Extracting bilingual dictionaries with Giza++

From Apertium
Jump to navigation Jump to search

This is a placeholder for documentation on how to use a parallel corpus and Giza++ to extract bilingual dictionaries for Apertium.

Get your corpus

Let's take for example the forvaltningsordbok Norwegian--North Sámi corpus.
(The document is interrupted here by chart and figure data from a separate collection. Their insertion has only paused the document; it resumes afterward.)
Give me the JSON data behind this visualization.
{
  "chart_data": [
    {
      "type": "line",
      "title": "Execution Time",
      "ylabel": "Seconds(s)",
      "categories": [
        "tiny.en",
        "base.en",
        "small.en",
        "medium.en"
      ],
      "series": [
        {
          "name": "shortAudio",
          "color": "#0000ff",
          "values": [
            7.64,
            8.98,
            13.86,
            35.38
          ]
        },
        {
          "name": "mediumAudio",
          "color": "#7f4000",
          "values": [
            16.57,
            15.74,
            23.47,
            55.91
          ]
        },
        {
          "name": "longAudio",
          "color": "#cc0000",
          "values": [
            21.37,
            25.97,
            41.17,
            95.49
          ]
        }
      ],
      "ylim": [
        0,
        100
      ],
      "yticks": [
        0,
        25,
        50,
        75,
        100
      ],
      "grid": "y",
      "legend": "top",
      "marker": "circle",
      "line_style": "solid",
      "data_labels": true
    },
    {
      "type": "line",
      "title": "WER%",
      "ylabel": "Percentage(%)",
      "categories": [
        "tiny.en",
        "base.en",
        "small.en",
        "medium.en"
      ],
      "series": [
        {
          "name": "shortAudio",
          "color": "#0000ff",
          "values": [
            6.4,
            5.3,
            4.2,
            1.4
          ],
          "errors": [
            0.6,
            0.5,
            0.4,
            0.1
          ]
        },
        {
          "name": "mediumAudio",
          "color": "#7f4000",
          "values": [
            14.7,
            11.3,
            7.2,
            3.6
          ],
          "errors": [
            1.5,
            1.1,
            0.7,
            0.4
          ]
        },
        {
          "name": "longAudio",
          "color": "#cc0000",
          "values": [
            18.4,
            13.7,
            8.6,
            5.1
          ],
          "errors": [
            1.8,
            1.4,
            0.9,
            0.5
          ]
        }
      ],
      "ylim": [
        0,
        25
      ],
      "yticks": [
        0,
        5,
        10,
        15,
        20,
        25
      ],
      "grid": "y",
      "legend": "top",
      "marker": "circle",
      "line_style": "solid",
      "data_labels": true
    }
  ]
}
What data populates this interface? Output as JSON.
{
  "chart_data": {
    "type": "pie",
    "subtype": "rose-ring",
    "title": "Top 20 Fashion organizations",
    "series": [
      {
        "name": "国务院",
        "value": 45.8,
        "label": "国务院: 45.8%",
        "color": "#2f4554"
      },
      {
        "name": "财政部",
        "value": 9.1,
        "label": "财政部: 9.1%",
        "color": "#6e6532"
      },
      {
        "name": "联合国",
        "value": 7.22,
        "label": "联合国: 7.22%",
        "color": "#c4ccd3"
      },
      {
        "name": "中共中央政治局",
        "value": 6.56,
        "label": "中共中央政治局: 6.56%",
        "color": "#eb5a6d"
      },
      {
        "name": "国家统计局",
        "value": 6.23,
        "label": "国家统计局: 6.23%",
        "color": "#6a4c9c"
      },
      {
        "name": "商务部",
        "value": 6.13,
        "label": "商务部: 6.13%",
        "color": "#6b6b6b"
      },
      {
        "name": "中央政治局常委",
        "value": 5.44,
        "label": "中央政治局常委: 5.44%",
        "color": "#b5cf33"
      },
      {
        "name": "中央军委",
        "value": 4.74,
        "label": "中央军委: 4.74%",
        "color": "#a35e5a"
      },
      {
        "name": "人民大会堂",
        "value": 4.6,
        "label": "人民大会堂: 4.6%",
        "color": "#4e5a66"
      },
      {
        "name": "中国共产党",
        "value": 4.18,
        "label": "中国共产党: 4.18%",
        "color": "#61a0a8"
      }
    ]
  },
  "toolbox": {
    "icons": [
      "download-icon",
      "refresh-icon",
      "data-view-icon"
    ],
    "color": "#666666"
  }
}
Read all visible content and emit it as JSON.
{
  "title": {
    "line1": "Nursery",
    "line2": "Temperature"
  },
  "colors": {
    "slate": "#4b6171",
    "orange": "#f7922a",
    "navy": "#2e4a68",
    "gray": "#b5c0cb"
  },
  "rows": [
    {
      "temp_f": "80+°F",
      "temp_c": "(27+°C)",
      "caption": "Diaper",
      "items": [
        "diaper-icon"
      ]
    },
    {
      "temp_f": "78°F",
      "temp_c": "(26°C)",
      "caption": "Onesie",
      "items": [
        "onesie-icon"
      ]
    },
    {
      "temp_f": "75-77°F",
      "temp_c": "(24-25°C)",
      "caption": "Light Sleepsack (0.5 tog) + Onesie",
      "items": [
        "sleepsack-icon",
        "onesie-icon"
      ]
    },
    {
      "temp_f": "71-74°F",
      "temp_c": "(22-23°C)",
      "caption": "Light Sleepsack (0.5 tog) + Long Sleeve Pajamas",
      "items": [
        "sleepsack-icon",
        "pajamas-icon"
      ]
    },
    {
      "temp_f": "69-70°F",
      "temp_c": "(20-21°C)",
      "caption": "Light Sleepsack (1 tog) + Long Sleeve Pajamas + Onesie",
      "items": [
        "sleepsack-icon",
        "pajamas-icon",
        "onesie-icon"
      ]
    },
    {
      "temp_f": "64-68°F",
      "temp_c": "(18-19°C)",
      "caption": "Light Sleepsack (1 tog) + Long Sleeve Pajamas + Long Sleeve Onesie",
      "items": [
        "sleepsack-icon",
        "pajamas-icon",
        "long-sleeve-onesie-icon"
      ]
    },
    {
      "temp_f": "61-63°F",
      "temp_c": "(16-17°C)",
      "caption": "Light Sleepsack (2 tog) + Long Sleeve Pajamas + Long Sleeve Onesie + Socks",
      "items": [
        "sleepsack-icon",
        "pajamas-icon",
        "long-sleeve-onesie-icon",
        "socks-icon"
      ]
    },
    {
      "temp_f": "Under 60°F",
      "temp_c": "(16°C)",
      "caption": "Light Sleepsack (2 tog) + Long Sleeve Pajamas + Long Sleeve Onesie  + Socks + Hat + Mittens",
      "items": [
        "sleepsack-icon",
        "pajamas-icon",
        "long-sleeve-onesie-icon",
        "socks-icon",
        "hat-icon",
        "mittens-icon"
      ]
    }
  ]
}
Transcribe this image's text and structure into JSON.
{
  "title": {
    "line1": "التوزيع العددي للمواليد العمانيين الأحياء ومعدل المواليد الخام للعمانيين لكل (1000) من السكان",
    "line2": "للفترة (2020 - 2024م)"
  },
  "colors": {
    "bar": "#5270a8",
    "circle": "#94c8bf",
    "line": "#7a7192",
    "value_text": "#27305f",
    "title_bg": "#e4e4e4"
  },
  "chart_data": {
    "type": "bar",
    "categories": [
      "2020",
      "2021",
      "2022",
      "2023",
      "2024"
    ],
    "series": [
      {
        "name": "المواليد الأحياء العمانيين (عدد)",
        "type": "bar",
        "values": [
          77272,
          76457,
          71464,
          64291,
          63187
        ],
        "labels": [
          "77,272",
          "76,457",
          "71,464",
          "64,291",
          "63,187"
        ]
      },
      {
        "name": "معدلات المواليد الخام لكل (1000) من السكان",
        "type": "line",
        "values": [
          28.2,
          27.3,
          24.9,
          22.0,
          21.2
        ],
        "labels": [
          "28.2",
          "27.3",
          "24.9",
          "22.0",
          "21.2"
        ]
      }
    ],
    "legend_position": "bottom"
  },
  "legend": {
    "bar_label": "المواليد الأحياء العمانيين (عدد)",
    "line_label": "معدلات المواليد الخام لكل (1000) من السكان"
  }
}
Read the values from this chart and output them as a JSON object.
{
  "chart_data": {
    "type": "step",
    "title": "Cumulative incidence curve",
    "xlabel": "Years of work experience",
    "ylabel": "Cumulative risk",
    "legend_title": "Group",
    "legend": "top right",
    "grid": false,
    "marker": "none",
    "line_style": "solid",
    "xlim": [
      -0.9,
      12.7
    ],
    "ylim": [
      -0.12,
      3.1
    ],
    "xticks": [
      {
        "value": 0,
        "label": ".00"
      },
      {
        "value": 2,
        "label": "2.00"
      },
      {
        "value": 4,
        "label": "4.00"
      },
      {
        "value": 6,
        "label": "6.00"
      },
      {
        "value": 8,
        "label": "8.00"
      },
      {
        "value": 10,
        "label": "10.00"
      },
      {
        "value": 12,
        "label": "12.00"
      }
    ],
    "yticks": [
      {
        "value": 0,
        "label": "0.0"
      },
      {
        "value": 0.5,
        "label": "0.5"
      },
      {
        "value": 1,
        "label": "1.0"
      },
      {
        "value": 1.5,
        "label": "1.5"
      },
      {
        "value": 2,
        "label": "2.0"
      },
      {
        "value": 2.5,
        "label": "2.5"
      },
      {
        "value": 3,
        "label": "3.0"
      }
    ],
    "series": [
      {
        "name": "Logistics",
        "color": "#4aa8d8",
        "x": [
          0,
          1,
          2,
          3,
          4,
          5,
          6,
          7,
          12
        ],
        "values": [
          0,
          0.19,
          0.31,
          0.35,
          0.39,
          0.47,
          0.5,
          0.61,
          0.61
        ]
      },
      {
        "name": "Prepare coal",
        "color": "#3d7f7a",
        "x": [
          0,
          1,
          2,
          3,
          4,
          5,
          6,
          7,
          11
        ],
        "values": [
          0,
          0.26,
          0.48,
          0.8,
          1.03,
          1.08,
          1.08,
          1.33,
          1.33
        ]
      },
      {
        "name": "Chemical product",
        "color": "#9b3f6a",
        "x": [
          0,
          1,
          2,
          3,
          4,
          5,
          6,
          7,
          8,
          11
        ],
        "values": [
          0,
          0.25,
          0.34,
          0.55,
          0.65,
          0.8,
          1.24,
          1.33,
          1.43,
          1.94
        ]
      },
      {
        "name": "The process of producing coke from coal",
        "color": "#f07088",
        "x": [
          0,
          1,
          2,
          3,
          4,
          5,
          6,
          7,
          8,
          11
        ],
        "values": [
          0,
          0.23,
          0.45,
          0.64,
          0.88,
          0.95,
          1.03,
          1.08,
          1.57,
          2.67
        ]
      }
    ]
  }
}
It will have two files:

  • forvaltningsordbok.nob: A list of sentences in Norwegian
  • forvaltningsordbok.sme: Translations of the previous sentences in North Sámi

Check to see if the files are the same length:

$ wc -l forvaltningsordbok.nob forvaltningsordbok.sme 
  161837 forvaltningsordbok.nob
  161837 forvaltningsordbok.sme
  323674 total

If the files are not the same length, then you need to go back and check your sentence alignment.

Process corpus

The raw corpus has surface forms, but if your languages are morphologically complex, then you would prefer to be aligning based on lemma and part-of-speech. So the first thing is to tag your corpus:

In Apertium the easiest way to do this is to run, e.g.

$ cat forvaltningsordbok.nob | apertium-destxt | lt-proc -w -e nb-nn.automorf.bin | cg-proc nb-nn.rlx.bin |\
    apertium-tagger -g nb-nn.prob > forvaltningsordbok.tagged.nob
$ cat forvaltningsordbok.sme | apertium-destxt | hfst-proc -w sme-nob.automorf.hfst | cg-proc sme-nob.rlx.bin |\
    apertium-tagger -g sme-nob.prob > forvaltningsordbok.tagged.sme

Then remove the tags which are unnecessary using the process tags script (process-tags.py) (for example number, and tense), e.g.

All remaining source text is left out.